Senior Specialist - Cloud Security & Defense

About the role:

• Roles in this job family build, develop, implement and coordinates Diageos information security and cyber resilience strategy by evaluating, testing and monitoring security policies, procedures and systems.
• They typically have specific skills in IT and cyber security and risk assessment, and well as specialist skills in mitigation and fixes to potential vulnerabilities as detected. These roles will also be involved in continuity planning, containment and restoration of service planning.

Role Responsibilities:

• Lead the implementation, configuration, and optimization of Wiz(CSPM) across cloud environments
• Analyze cloud infrastructure risks and provide actionable recommendations using Wiz
• Review and suggest Cloud Configuration Rules (CCRs) to enhance security posture, ensuring adherence to standard methodologies and compliance requirements
• Regularly assess and fine-tune Wiz Features to ensure maximum effectiveness in detecting and mitigating security vulnerabilities
• Leverage proven knowledge of AWS and Azure to assess, implement, and enforce security standard methodologies across multi-cloud environments
• Develop and maintain security policies, standards, and procedures for cloud environments in alignment with organizational objectives
• Collaborate with multi-functional teams, including DevOps, IT, Security, and the SOC team, to ensure security is embedded into CI/CD pipelines, cloud infrastructure, and to promptly close cloud alerts
• Actively communicate and collaborate with the SOC team to investigate and resolve cloud security alerts and incidents, ensuring timely remediation and closure.
• Work closely with business and technical collaborators to understand security requirements and translate them into actionable security measures.
• Engage with leadership and other groups to define cloud security objectives, report on posture, and provide guidance on security risk management.
• Monitor and respond to security incidents and alerts generated through Wiz and other cloud security tools, ensuring timely resolution and reporting to relevant team members.
• Perform regular security assessments, audits, and vulnerability management, ensuring continuous compliance with regulatory standards (e.g., ISO 27001, SOC 2, NIST, CIS).
• Design and implement automation workflows to remediate security issues, reducing manual intervention and ensuring continuous compliance.
• Provide training and guidance to team members and collaborators on cloud security standard practices, tool usage Wiz, and how to assess and mitigate risks.

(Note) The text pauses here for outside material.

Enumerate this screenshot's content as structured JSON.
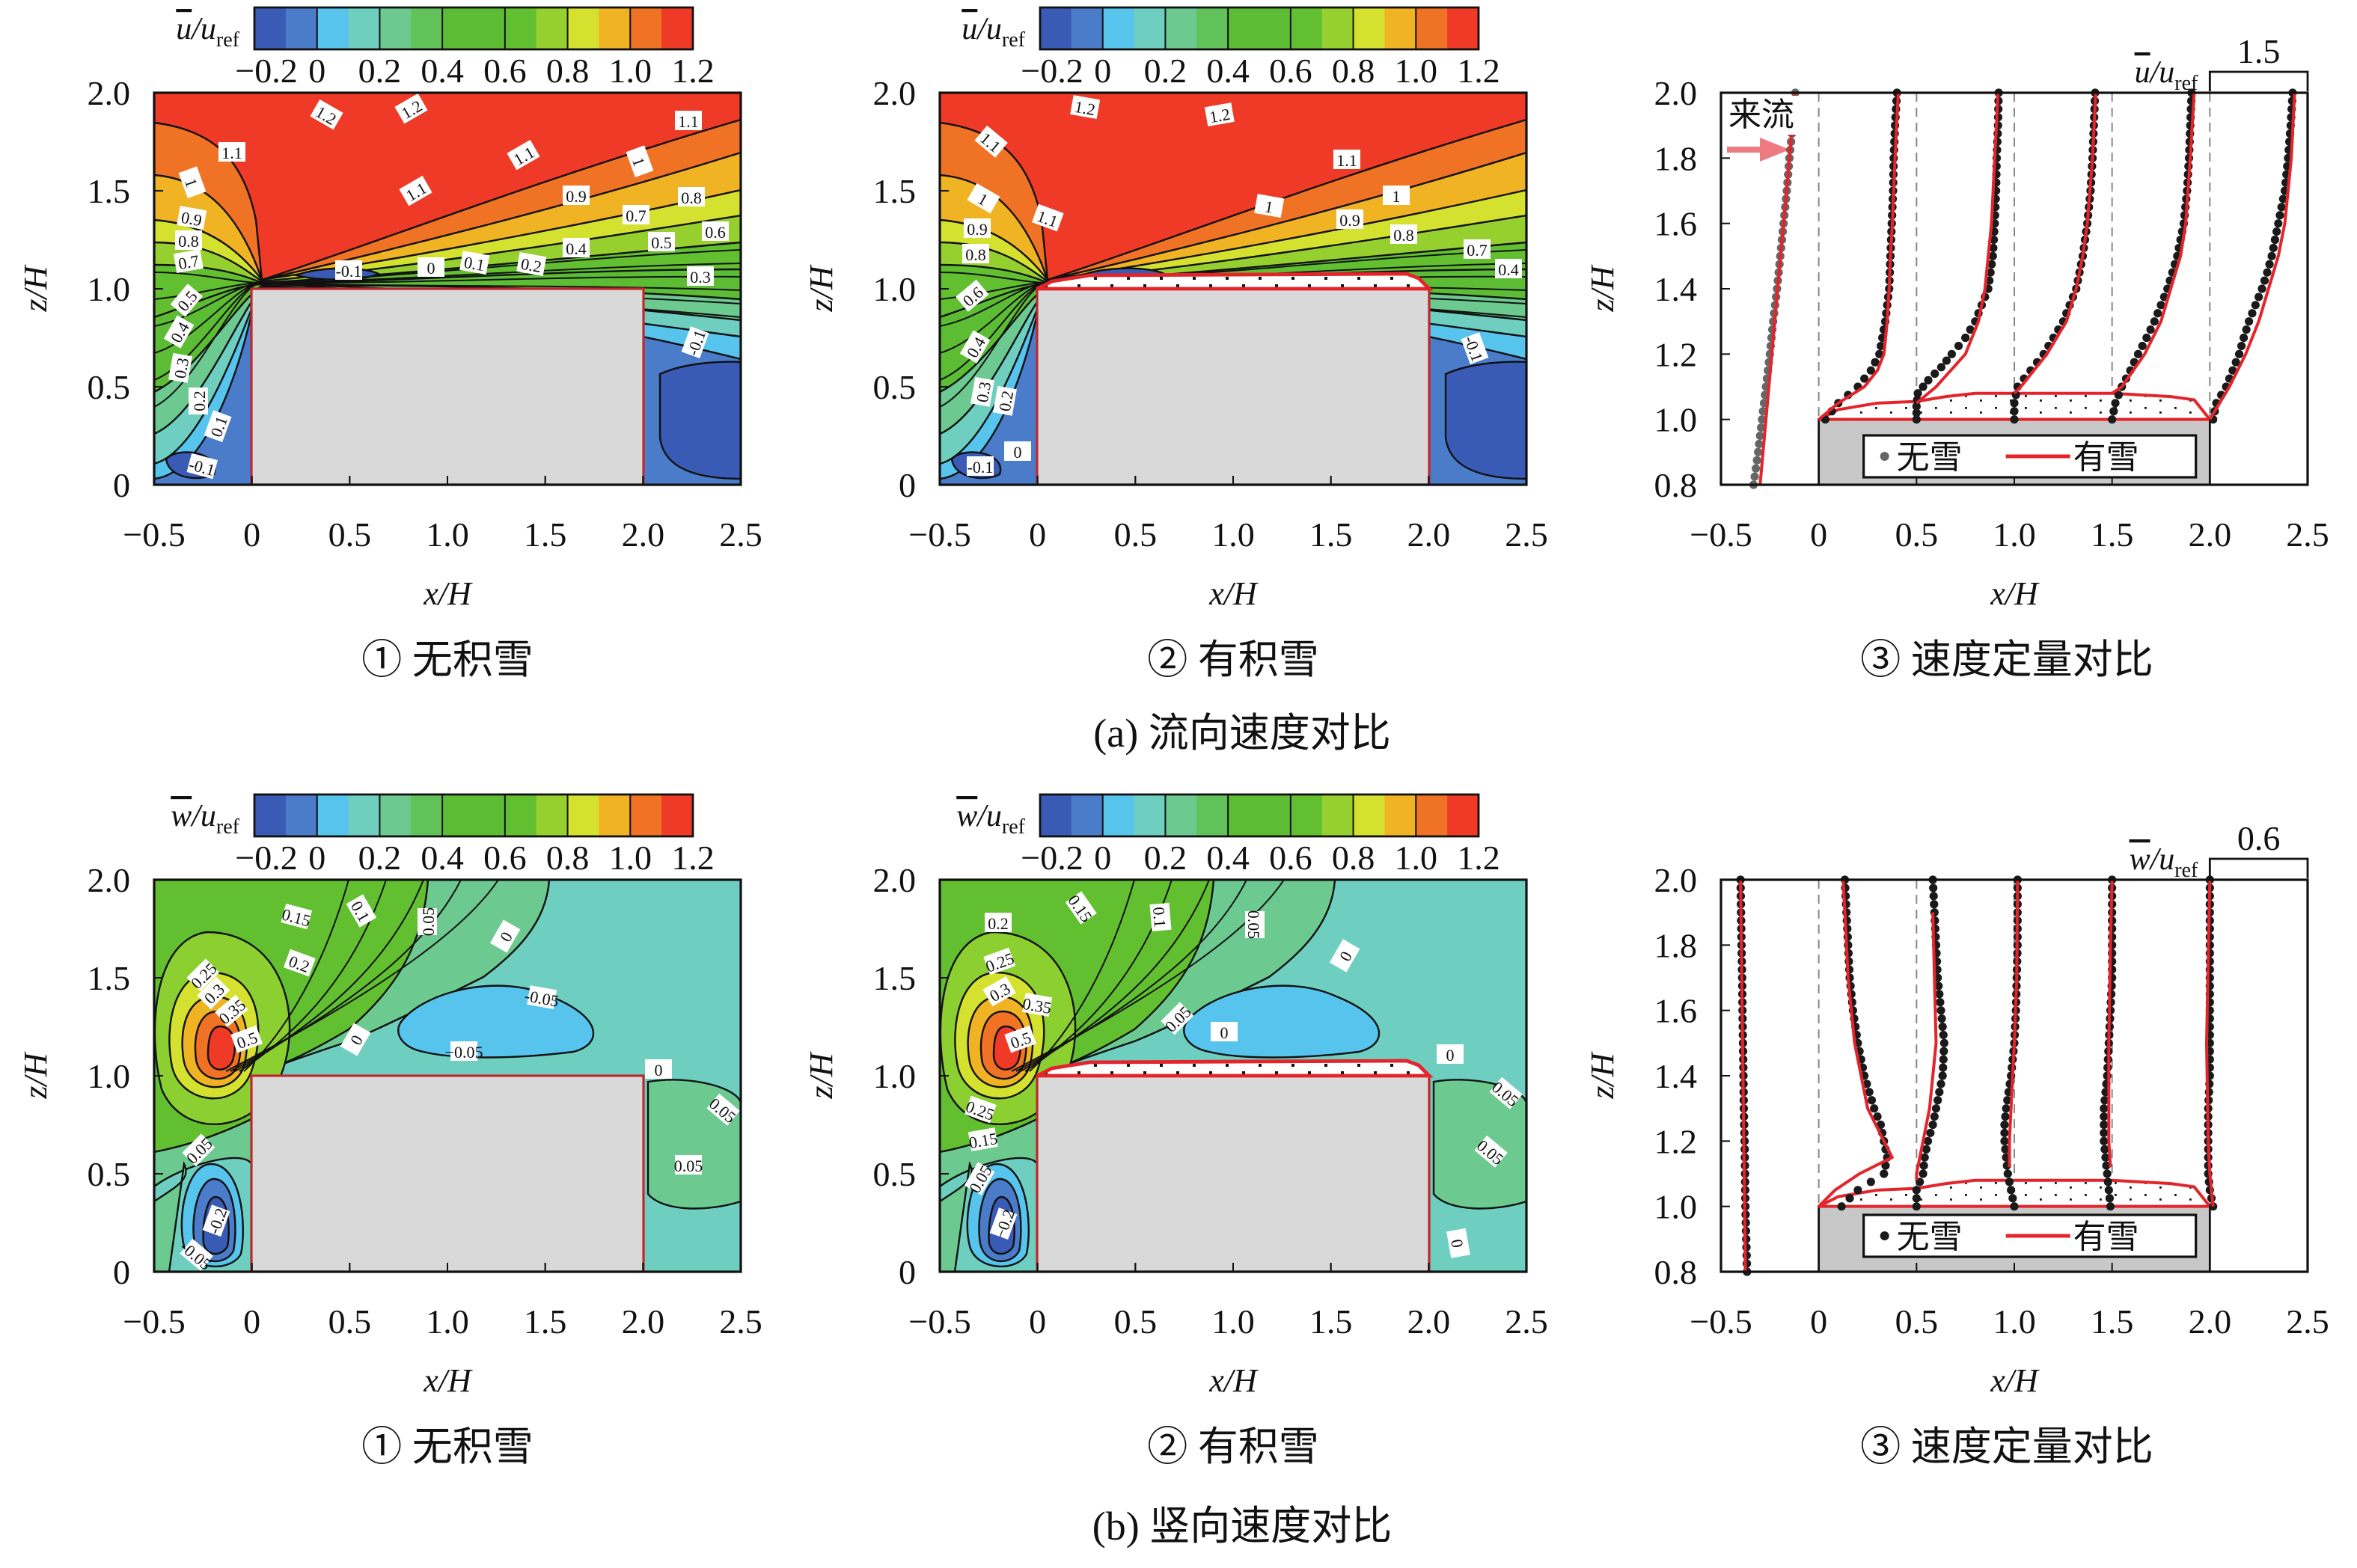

Experience / skills required:

• Should have atleast 5-7 years of experience in the CSPM platform and Cloud Experience.Cloud Computing Expertise: Good understanding of cloud platforms like AWS, Azure, or Google Cloud.
• Cybersecurity Knowledge: Solid understanding of cybersecurity principles, threat landscape, and security standard methodologies.Security Tools Proficiency: Experience with security tools like firewalls, intrusion detection systems, and security information and event management (SIEM) systems.Networking Knowledge: Understanding of network security concepts and protocols.